HENDERSONVILLE, Tennessee—The U.S. hotel industry reported increases in all three key performance metrics in 2011, according to data from STR.
Overall, the U.S. hotel industry’s occupancy rose 4.4 percent to 60.1 percent, its average daily rate was up 3.7 percent to US$101.64 and its revenue per available room increased 8.2 percent to US$61.06.
2011 was the first time since 2008 that the industry ended the year with occupancy of more than 60 percent and an ADR of more than US$100.
The industry reported a 0.6-percent increase in supply in 2011 and a 5.0-percent demand increase for the year.
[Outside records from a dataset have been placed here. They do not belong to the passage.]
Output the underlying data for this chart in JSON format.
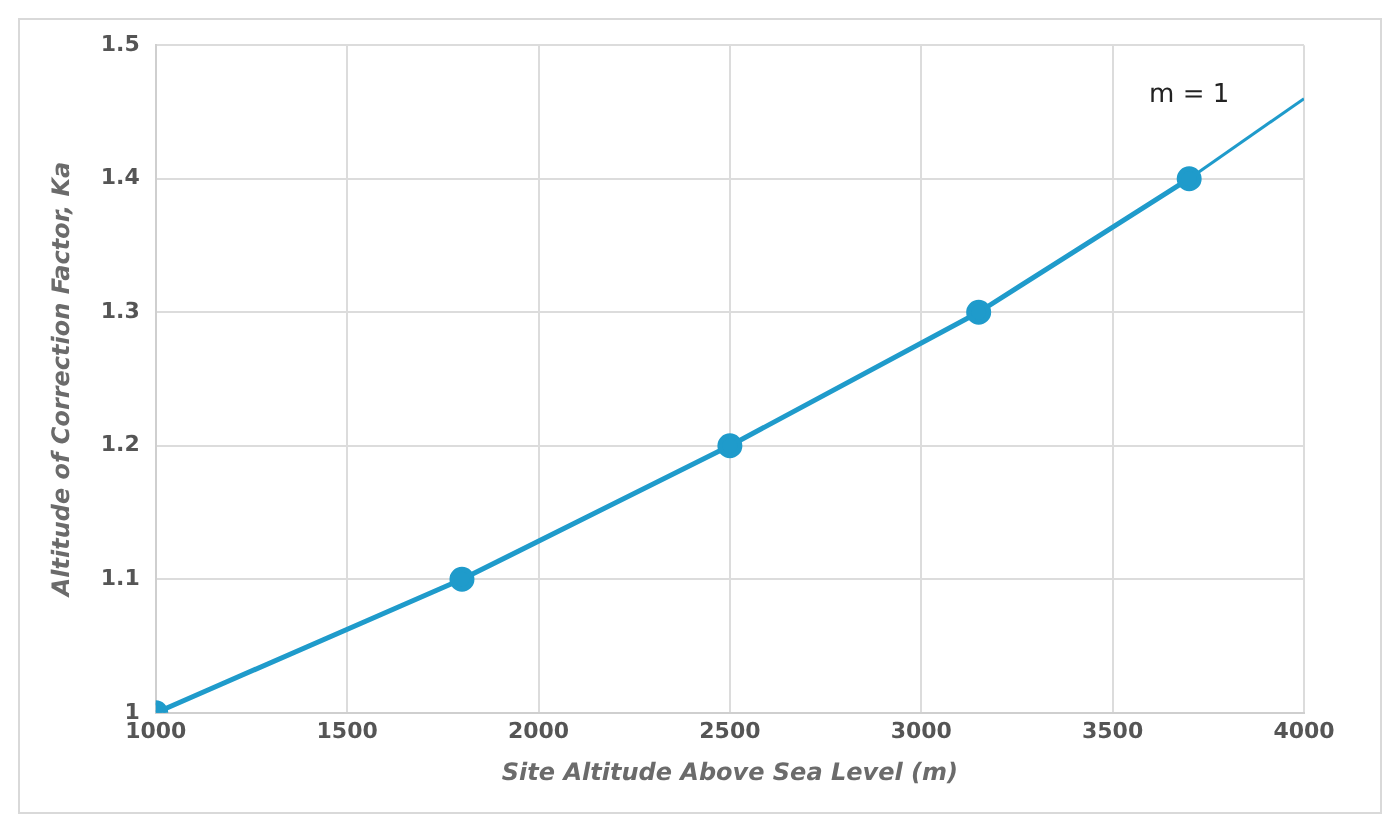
{
  "chart_data": {
    "type": "line",
    "xlabel": "Site Altitude Above Sea Level (m)",
    "ylabel": "Altitude of Correction Factor, Ka",
    "series": [
      {
        "x": [
          1000,
          1800,
          2500,
          3150,
          3700
        ],
        "values": [
          1,
          1.1,
          1.2,
          1.3,
          1.4
        ],
        "color": "#1f9bcb",
        "marker": "circle"
      },
      {
        "x": [
          3700,
          4000
        ],
        "values": [
          1.4,
          1.46
        ],
        "color": "#1f9bcb",
        "marker": "none"
      }
    ],
    "annotations": [
      "m = 1"
    ],
    "xlim": [
      1000,
      4000
    ],
    "xticks": [
      1000,
      1500,
      2000,
      2500,
      3000,
      3500,
      4000
    ],
    "ylim": [
      1,
      1.5
    ],
    "yticks": [
      1,
      1.1,
      1.2,
      1.3,
      1.4,
      1.5
    ],
    "grid": true,
    "legend": false
  }
}
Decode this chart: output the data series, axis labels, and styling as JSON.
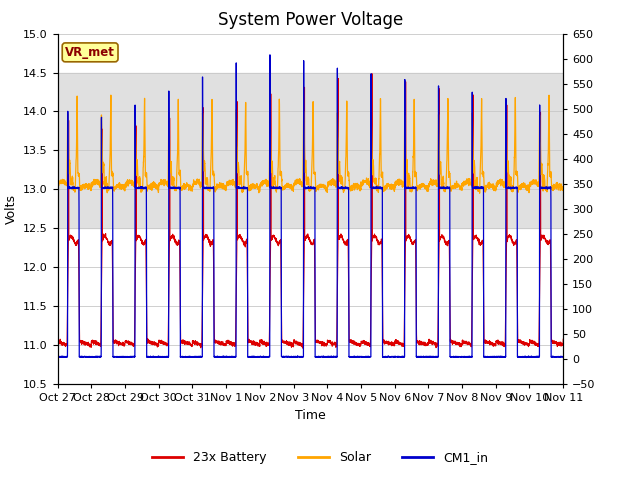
{
  "title": "System Power Voltage",
  "xlabel": "Time",
  "ylabel_left": "Volts",
  "ylim_left": [
    10.5,
    15.0
  ],
  "ylim_right": [
    -50,
    650
  ],
  "yticks_left": [
    10.5,
    11.0,
    11.5,
    12.0,
    12.5,
    13.0,
    13.5,
    14.0,
    14.5,
    15.0
  ],
  "yticks_right": [
    -50,
    0,
    50,
    100,
    150,
    200,
    250,
    300,
    350,
    400,
    450,
    500,
    550,
    600,
    650
  ],
  "x_labels": [
    "Oct 27",
    "Oct 28",
    "Oct 29",
    "Oct 30",
    "Oct 31",
    "Nov 1",
    "Nov 2",
    "Nov 3",
    "Nov 4",
    "Nov 5",
    "Nov 6",
    "Nov 7",
    "Nov 8",
    "Nov 9",
    "Nov 10",
    "Nov 11"
  ],
  "num_days": 15,
  "background_color": "#ffffff",
  "grid_color": "#c8c8c8",
  "band_color": "#e0e0e0",
  "battery_color": "#dd0000",
  "solar_color": "#ffa500",
  "cm1_color": "#0000cc",
  "vr_box_color": "#ffff99",
  "vr_text_color": "#8b0000",
  "vr_border_color": "#996600",
  "legend_labels": [
    "23x Battery",
    "Solar",
    "CM1_in"
  ],
  "title_fontsize": 12,
  "label_fontsize": 9,
  "tick_fontsize": 8
}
Demand has increased 5.0 percent or more only three times since 1987.
“2011 was a strong year for the U.S. hotel industry,” said Randy Smith, co-founder and chairman at STR. “Room-supply growth continued to drift downward as room demand reached record levels during the year. Though occupancy and ADR were still below 2007 and 2008 levels, it was still encouraging to see the industry experience a solid rebound during a period of considerable economic difficulties.”
“In 2012 the hotel industry will face tough year-over-year comparisons, though we are still optimistic,” Smith continued. “With modest gains in occupancy and stronger increases in room rates, we expect RevPAR to increase about 4.3 percent in 2012.”
Among the Top 25 Markets, Detroit, Michigan, ended the year with the largest occupancy increase, up 10.2 percent to 59.8 percent, followed by Tampa-St. Petersburg, Florida, with a 9.7-percent increase to 60.5 percent. New Orleans, Louisiana, ended the year virtually flat with a 0.4-percent decrease to 64.2 percent.
Two markets ended the year with double-digit ADR increases: San Francisco/San Mateo, California (+13.9 percent to US$155.14), and Oahu Island, Hawaii (+10.0 percent to US$165.05). Atlanta, Georgia (-0.4 percent to US$82.58), and Norfolk-Virginia Beach, Virginia (-0.3 percent to US$84.24) were the only top markets to report ADR decreases in 2011.
San Francisco/San Mateo achieved the largest RevPAR increase, rising 19.7 percent to US$122.54, followed by Nashville (+14.8 percent to US$58.01) and Miami-Hialeah (+14.1 percent to US$115.65). None of the top markets reported RevPAR decreases for the year.